7 The North Carolina General Assembly modified the statute of repose for product liability claims in 2009 through the enactment of N.C. Gen. Stat. § 1-46.1, which expands the period in which a product liability action may be brought from six to twelve years. However, N.C. Gen. Stat. § 1-46.1 is not retroactive and “became effective 1 October 2009 and applies to causes of action that accrue on or after that date.” Robinson v. Bridgestone/Firestone N. Am. Tire, L.L.C., 209 N.C. App. 310, 315 (2011). Additionally, “[n]othing in [§ 1-46.1] is intended to change existing law relating to product liability actions based upon disease.” 2009 N.C. Sess. Laws 420 (S.B. 882). plaintiff’s claims became barred in 2012. The court disagrees. In Wilder v. Amatex Corp., the Supreme Court of North Carolina held that N.C. Gen. Stat. § 1-15(b), the precursor to § 1-52(16), “was never intended by the legislature to apply to claims arising out of a disease.” 314 N.C. 550, 554 (1985). Accordingly, the plaintiff’s claims relating to asbestosis were not barred even though the defendants ceased selling asbestos-containing products more than ten years before the suit was filed. Id. at 562. The United States Court of Appeals for the Fourth Circuit applied the reasoning from
Wilder in concluding that N.C. Gen.

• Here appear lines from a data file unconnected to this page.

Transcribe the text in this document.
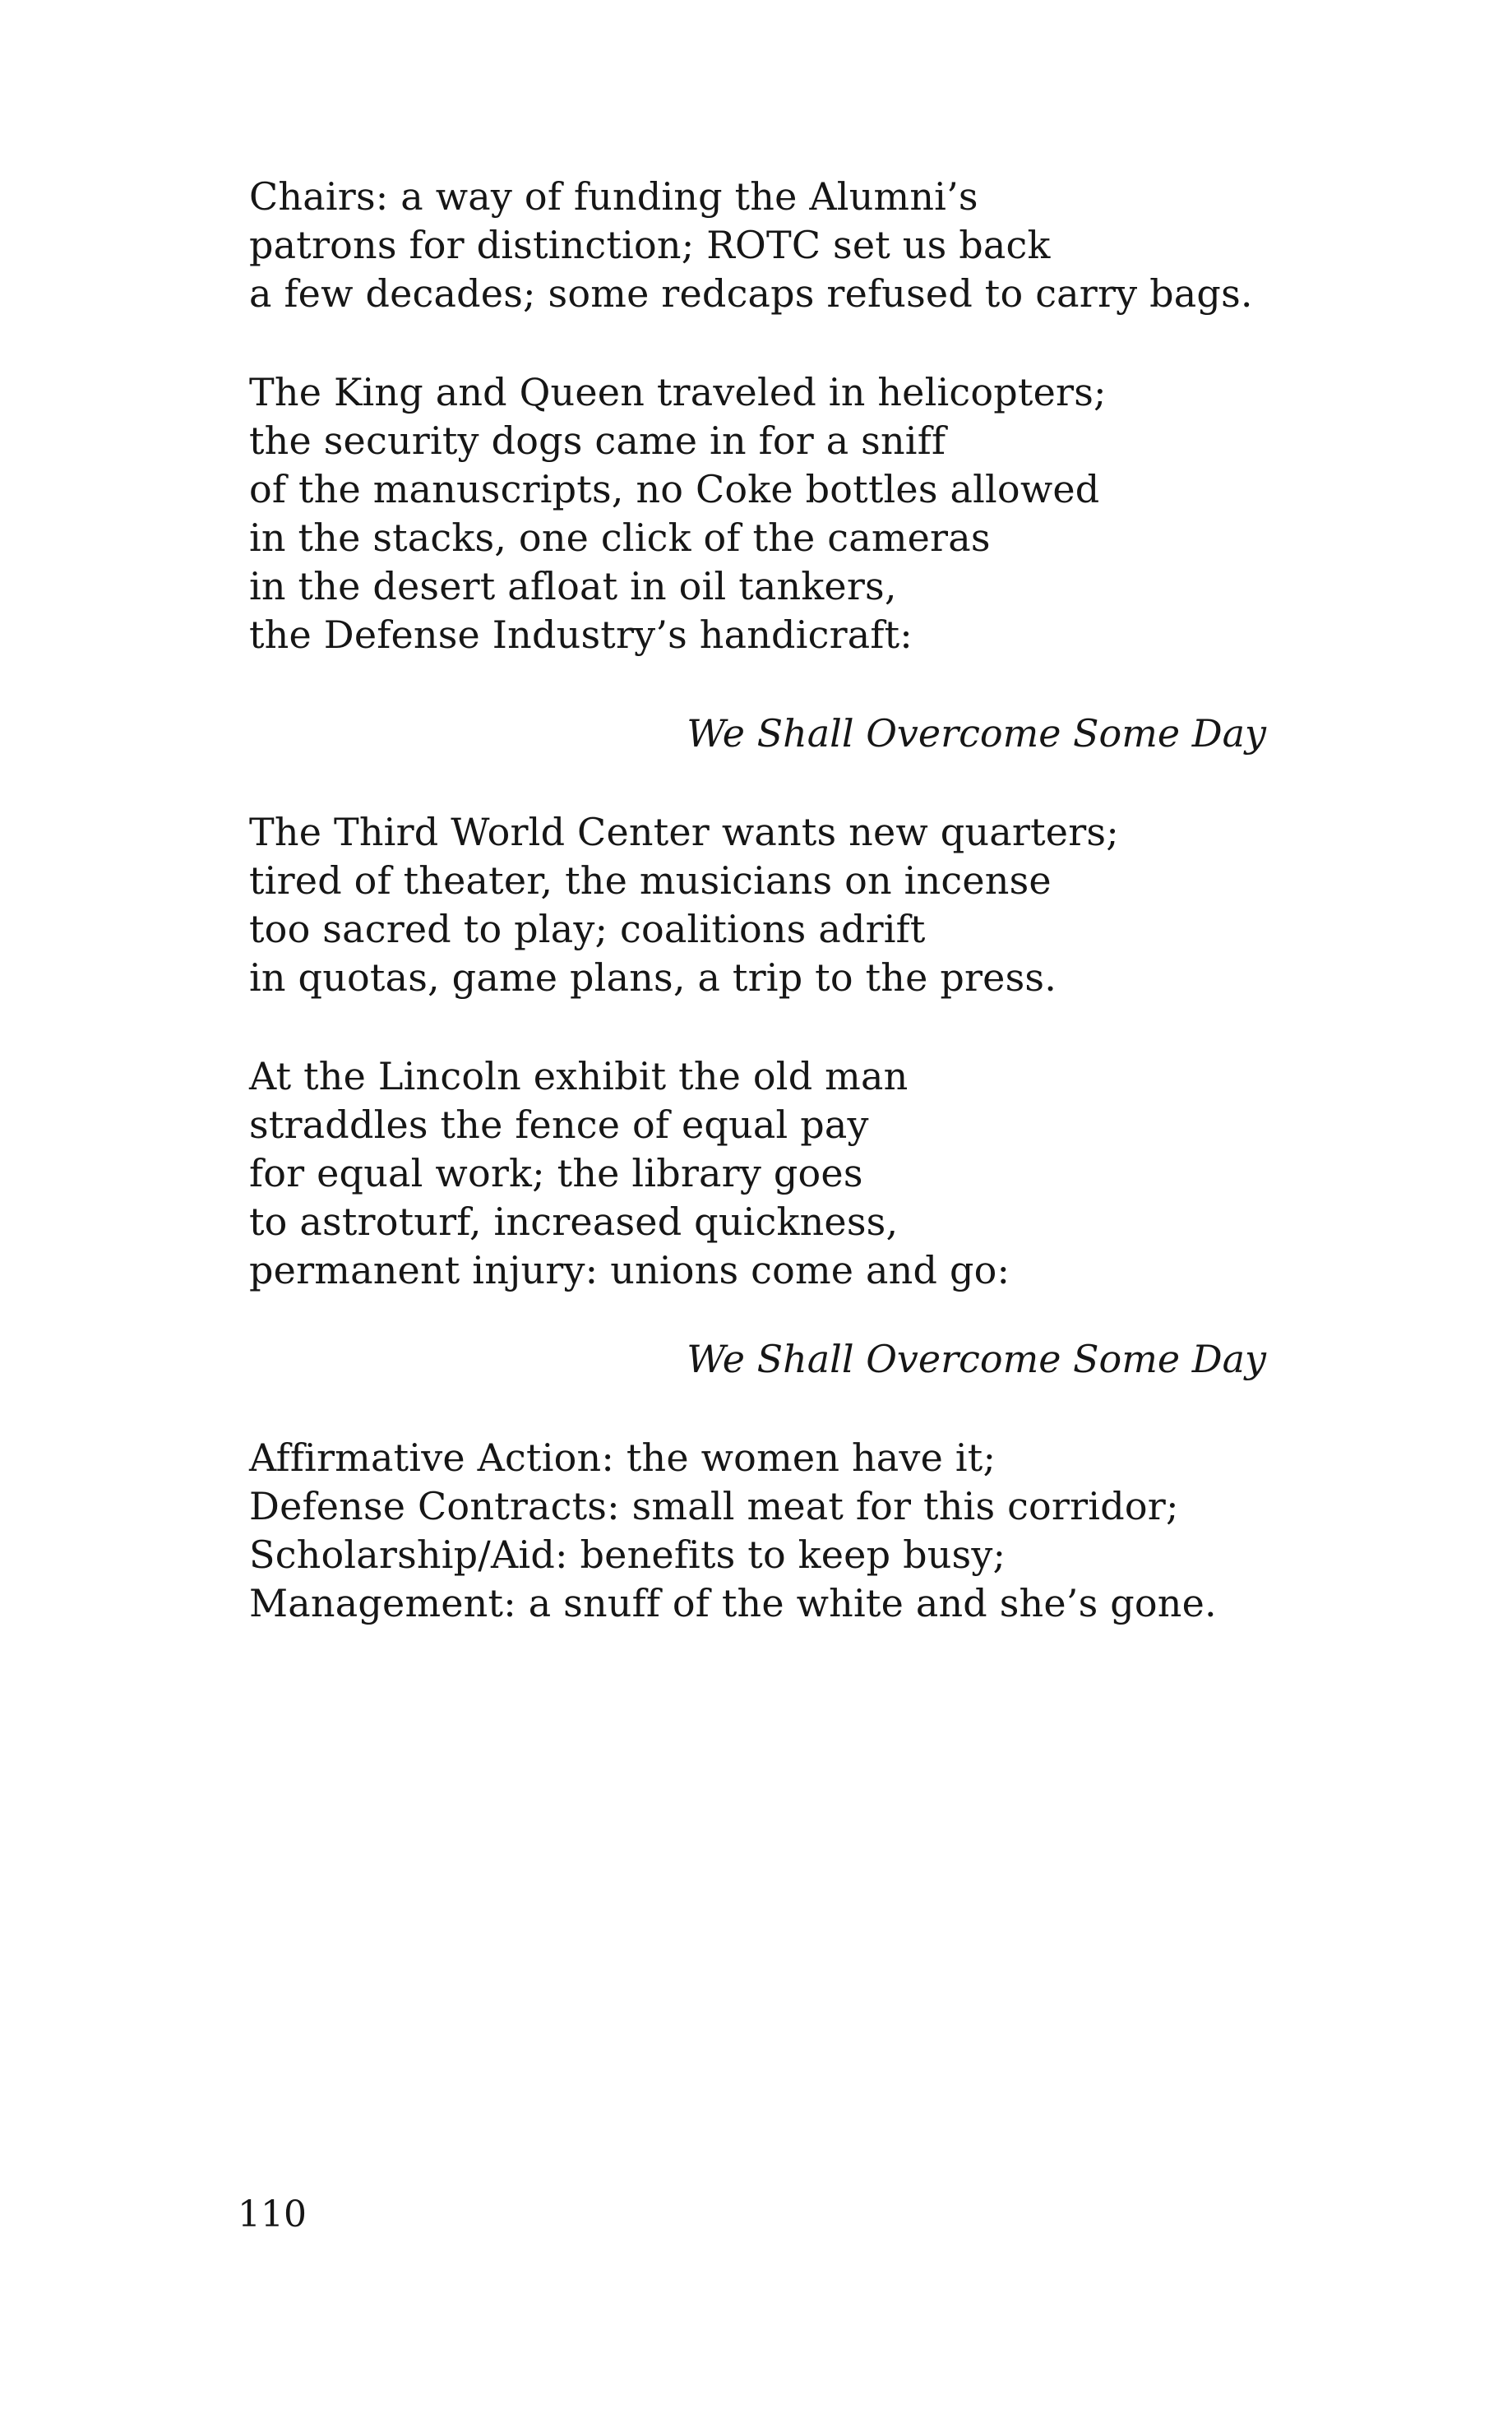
Chairs: a way of funding the Alumni’s
patrons for distinction; ROTC set us back
a few decades; some redcaps refused to carry bags.
The King and Queen traveled in helicopters;
the security dogs came in for a sniff
of the manuscripts, no Coke bottles allowed
in the stacks, one click of the cameras
in the desert afloat in oil tankers,
the Defense Industry’s handicraft:
We Shall Overcome Some Day
The Third World Center wants new quarters;
tired of theater, the musicians on incense
too sacred to play; coalitions adrift
in quotas, game plans, a trip to the press.
At the Lincoln exhibit the old man
straddles the fence of equal pay
for equal work; the library goes
to astroturf, increased quickness,
permanent injury: unions come and go:
We Shall Overcome Some Day
Affirmative Action: the women have it;
Defense Contracts: small meat for this corridor;
Scholarship/Aid: benefits to keep busy;
Management: a snuff of the white and she’s gone.
110
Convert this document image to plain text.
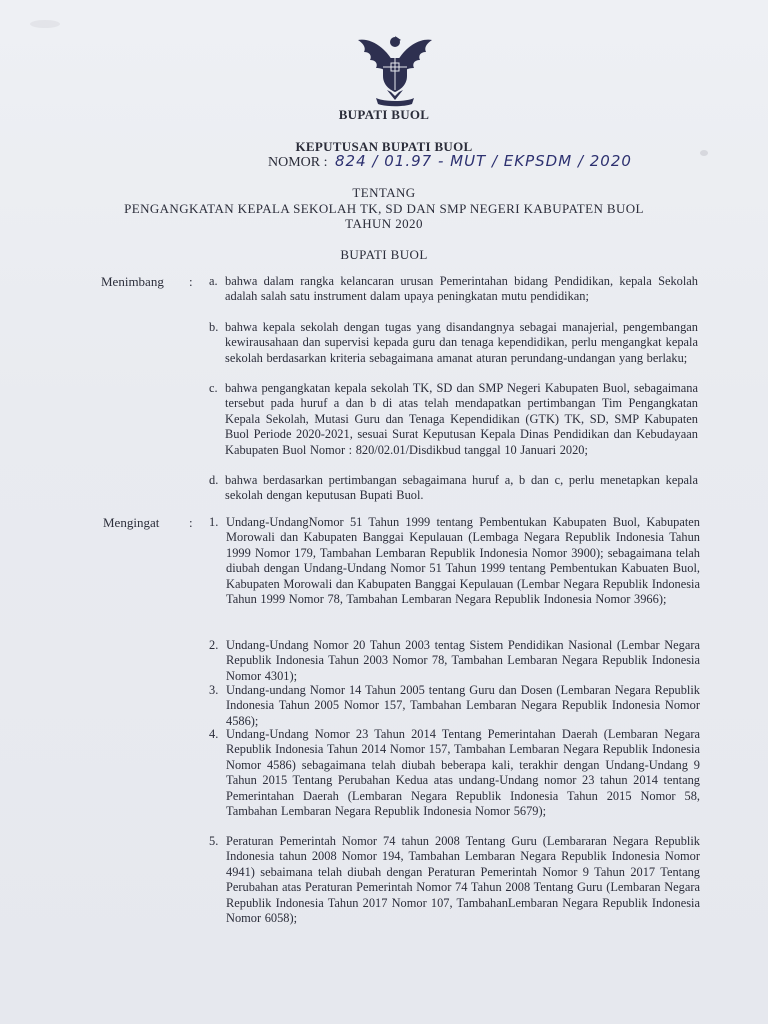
BUPATI BUOL
KEPUTUSAN BUPATI BUOL
NOMOR : 824 / 01.97 - MUT / EKPSDM / 2020
TENTANG
PENGANGKATAN KEPALA SEKOLAH TK, SD DAN SMP NEGERI KABUPATEN BUOL
TAHUN 2020
BUPATI BUOL
Menimbang : a. bahwa dalam rangka kelancaran urusan Pemerintahan bidang Pendidikan, kepala Sekolah adalah salah satu instrument dalam upaya peningkatan mutu pendidikan;
b. bahwa kepala sekolah dengan tugas yang disandangnya sebagai manajerial, pengembangan kewirausahaan dan supervisi kepada guru dan tenaga kependidikan, perlu mengangkat kepala sekolah berdasarkan kriteria sebagaimana amanat aturan perundang-undangan yang berlaku;
c. bahwa pengangkatan kepala sekolah TK, SD dan SMP Negeri Kabupaten Buol, sebagaimana tersebut pada huruf a dan b di atas telah mendapatkan pertimbangan Tim Pengangkatan Kepala Sekolah, Mutasi Guru dan Tenaga Kependidikan (GTK) TK, SD, SMP Kabupaten Buol Periode 2020-2021, sesuai Surat Keputusan Kepala Dinas Pendidikan dan Kebudayaan Kabupaten Buol Nomor : 820/02.01/Disdikbud tanggal 10 Januari 2020;
d. bahwa berdasarkan pertimbangan sebagaimana huruf a, b dan c, perlu menetapkan kepala sekolah dengan keputusan Bupati Buol.
Mengingat : 1. Undang-UndangNomor 51 Tahun 1999 tentang Pembentukan Kabupaten Buol, Kabupaten Morowali dan Kabupaten Banggai Kepulauan (Lembaga Negara Republik Indonesia Tahun 1999 Nomor 179, Tambahan Lembaran Republik Indonesia Nomor 3900); sebagaimana telah diubah dengan Undang-Undang Nomor 51 Tahun 1999 tentang Pembentukan Kabuaten Buol, Kabupaten Morowali dan Kabupaten Banggai Kepulauan (Lembar Negara Republik Indonesia Tahun 1999 Nomor 78, Tambahan Lembaran Negara Republik Indonesia Nomor 3966);
2. Undang-Undang Nomor 20 Tahun 2003 tentag Sistem Pendidikan Nasional (Lembar Negara Republik Indonesia Tahun 2003 Nomor 78, Tambahan Lembaran Negara Republik Indonesia Nomor 4301);
3. Undang-undang Nomor 14 Tahun 2005 tentang Guru dan Dosen (Lembaran Negara Republik Indonesia Tahun 2005 Nomor 157, Tambahan Lembaran Negara Republik Indonesia Nomor 4586);
4. Undang-Undang Nomor 23 Tahun 2014 Tentang Pemerintahan Daerah (Lembaran Negara Republik Indonesia Tahun 2014 Nomor 157, Tambahan Lembaran Negara Republik Indonesia Nomor 4586) sebagaimana telah diubah beberapa kali, terakhir dengan Undang-Undang 9 Tahun 2015 Tentang Perubahan Kedua atas undang-Undang nomor 23 tahun 2014 tentang Pemerintahan Daerah (Lembaran Negara Republik Indonesia Tahun 2015 Nomor 58, Tambahan Lembaran Negara Republik Indonesia Nomor 5679);
5. Peraturan Pemerintah Nomor 74 tahun 2008 Tentang Guru (Lembararan Negara Republik Indonesia tahun 2008 Nomor 194, Tambahan Lembaran Negara Republik Indonesia Nomor 4941) sebaimana telah diubah dengan Peraturan Pemerintah Nomor 9 Tahun 2017 Tentang Perubahan atas Peraturan Pemerintah Nomor 74 Tahun 2008 Tentang Guru (Lembaran Negara Republik Indonesia Tahun 2017 Nomor 107, TambahanLembaran Negara Republik Indonesia Nomor 6058);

Stat. § 1-50(6), the precursor to § 1-50(a)(6), did not bar a claim for damages from asbestosis when the plaintiff sued within three years of his first diagnosis. Hyer v. Pittsburgh Corning Corp., 790 F.2d 30, 34 (4th Cir. 1986); see also Silver v. Johns- Manville Corp., 789 F.2d 1078, 1080 (4th Cir. 1986) (“§ 1-50(6), insofar as it constitutes a statute of repose, has no application to claims arising out of a disease.”). This is because a “disease presents an intrinsically different kind of claim” than a latent injury. Hyer, 790 F.2d at 33 (quoting Wilder, 314 N.C. at 557)). The decision in Wilder “makes it plain that the State Supreme Court does not consider disease to be included within a statute of repose directed at personal injury claims unless the Legislature expressly expands the language to include it.” Id. at 34. More recently, the Fourth Circuit “conclude[d] that the Supreme Court of North Carolina
would not consider Section 1-52(16) applicable to claims arising out of disease.” Stahle v. CTS Corp., 817 F.3d 96, 100 (4th Cir. 2016). The Fourth Circuit “understood the Supreme Court of North Carolina’s decision in Wilder to be based not on the specific characteristics of a particular disease, but on characteristics of disease as a general phenomenon.” Stahle, 817 F.3d at 102. Therefore, defendant’s argument that Hyer, Silver, and Stahle are inapplicable because they do not involve MDS is unconvincing. Additionally, “neither the North Carolina General Assembly nor the North Carolina courts have taken exception to [the Fourth Circuit’s] expressed understanding of North Carolina law or the implications of the Wilder decision.” Stahle, 817 F.3d at 103. Accordingly, this court follows the Fourth Circuit’s determination that a claim arising from any disease is not “included within a statute of repose directed at personal injury claims unless the Legislature expressly expands the language to include it.” Hyer, 790 F.2d at 34. Defendant Exxon rightly notes that no North Carolina court has held that the current versions of the statutes of repose at issue, N.C. Gen. Stat. §§ 1-50(a)(6) and 1-52(16), do not apply to disease claims. However, this court is bound by the Fourth Circuit’s determinations. See Doe v. Chao, 511 F.3d 461, 465 (4th Cir. 2007) (“When matters are decided by an appellate court, its rulings, unless reversed by it or a superior court, bind the lower court.”). Therefore, where the Fourth Circuit has determined that §§ 1-50(6) and 1-52(16) do not apply to “claims arising out of disease,” Stahle, 817 F.3d at 100, and where plaintiff’s claims arise out of a disease, the statutes do not apply to plaintiff's claims. Because the statutes of repose cited by defendant Exxon do not apply to plaintiff's claims, Exxon is not entitled to dismissal on this basis. CONCLUSION Based on the foregoing, defendant Exxon’s motion to dismiss (DE 12) is DENIED. Defendant Exxon is DIRECTED to file answer or other responsive pleading within 14 days of entry of this order pursuant to Rule 12(a)(4)(A). SO ORDERED, this the 16th day of July, 2025.